The mansion was finished in 1839 for sugar planter Jacques Roman and his wife Celina, built by enslaved laborers, and named Bon Séjour before the tree-lined approach gave it the name everyone uses now. Twenty-eight live oaks line the drive, mirrored by 28 columns wrapped around the house. The oaks were already there, planted by some earlier settler about a century before the house went up.
The figure people report most is the Lady in Black, a dark-haired woman seen two ways: mounted on a horse in the shadow of one of the oaks, vanishing when anyone approaches, and on foot along the upstairs porches and balconies of the house. Who she is stays unsettled. Some accounts name Celina Roman, who lived in the house and lost her husband to tuberculosis nine years after it was built.
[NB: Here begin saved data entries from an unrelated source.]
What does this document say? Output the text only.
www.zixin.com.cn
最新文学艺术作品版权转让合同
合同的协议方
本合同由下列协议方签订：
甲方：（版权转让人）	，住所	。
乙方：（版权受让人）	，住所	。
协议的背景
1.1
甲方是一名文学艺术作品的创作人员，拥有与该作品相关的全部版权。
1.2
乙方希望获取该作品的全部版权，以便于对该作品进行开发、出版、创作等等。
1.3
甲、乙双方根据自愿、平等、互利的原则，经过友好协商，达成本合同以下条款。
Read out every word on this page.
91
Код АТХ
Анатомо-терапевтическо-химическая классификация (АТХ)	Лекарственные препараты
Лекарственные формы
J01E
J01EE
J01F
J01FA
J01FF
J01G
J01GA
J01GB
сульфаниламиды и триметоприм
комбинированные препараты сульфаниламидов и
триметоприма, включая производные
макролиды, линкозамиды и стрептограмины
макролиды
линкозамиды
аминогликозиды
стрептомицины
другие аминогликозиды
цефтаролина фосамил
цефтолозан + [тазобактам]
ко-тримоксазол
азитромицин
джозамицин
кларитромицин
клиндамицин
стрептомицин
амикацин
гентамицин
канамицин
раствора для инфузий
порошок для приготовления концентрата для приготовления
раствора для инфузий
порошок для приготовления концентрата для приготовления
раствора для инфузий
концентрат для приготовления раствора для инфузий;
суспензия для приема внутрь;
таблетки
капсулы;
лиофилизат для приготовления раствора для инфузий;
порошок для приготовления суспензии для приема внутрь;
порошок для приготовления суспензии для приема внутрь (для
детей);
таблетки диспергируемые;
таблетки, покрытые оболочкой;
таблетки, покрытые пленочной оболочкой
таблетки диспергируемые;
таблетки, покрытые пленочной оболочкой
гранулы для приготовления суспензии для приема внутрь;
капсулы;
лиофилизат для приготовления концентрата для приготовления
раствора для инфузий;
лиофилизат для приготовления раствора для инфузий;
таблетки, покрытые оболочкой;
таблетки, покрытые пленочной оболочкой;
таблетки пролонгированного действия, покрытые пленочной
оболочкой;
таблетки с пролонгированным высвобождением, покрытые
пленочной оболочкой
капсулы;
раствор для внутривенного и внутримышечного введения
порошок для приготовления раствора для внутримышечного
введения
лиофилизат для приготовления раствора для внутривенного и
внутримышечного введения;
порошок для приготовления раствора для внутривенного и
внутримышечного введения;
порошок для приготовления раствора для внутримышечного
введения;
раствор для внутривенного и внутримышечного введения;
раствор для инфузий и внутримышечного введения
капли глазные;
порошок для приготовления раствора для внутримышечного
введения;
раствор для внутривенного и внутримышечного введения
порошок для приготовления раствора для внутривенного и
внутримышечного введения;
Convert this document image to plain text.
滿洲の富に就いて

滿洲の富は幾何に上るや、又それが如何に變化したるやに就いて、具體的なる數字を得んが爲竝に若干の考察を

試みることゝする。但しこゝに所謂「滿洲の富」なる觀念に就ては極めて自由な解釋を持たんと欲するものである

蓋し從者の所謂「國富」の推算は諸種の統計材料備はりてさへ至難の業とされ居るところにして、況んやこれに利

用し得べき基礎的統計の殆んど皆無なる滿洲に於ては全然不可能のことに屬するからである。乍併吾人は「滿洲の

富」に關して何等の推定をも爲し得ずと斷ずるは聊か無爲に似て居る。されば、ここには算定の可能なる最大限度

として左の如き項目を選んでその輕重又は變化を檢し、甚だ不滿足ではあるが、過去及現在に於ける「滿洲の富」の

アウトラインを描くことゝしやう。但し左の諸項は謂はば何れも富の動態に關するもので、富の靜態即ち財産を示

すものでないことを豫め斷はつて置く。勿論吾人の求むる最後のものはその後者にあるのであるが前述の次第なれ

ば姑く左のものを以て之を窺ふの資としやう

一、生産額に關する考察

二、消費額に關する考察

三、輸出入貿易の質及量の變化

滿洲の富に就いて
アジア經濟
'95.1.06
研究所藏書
Others name her daughter Louise. And some say the identity was never settled at all.
Then there is the drive itself. Tour guides report the clip-clop of hooves and "billowing dust and sound of horse's hooves upon the gravel driveway when there was nothing to be seen." A carriage you can hear and never see.
Staff also report a shadowy woman watching the lawn from an upstairs window, resembling Josephine Stewart, who restored the place in the 1920s and willed it to a foundation when she died in 1972. Whether that watcher is Stewart or the same Lady in Black, no one agrees.
In 2008 a TAPS team filmed an episode of Ghost Hunters here, and the place gave them something on tape. On camera, thermal imaging caught a heat signature moving past a window with no one there, a flashlight switched itself on, and a K2 meter answered their questions one at a time. The candlestick was the moment a busload of strangers all saw at once. The window is the one the camera saw instead.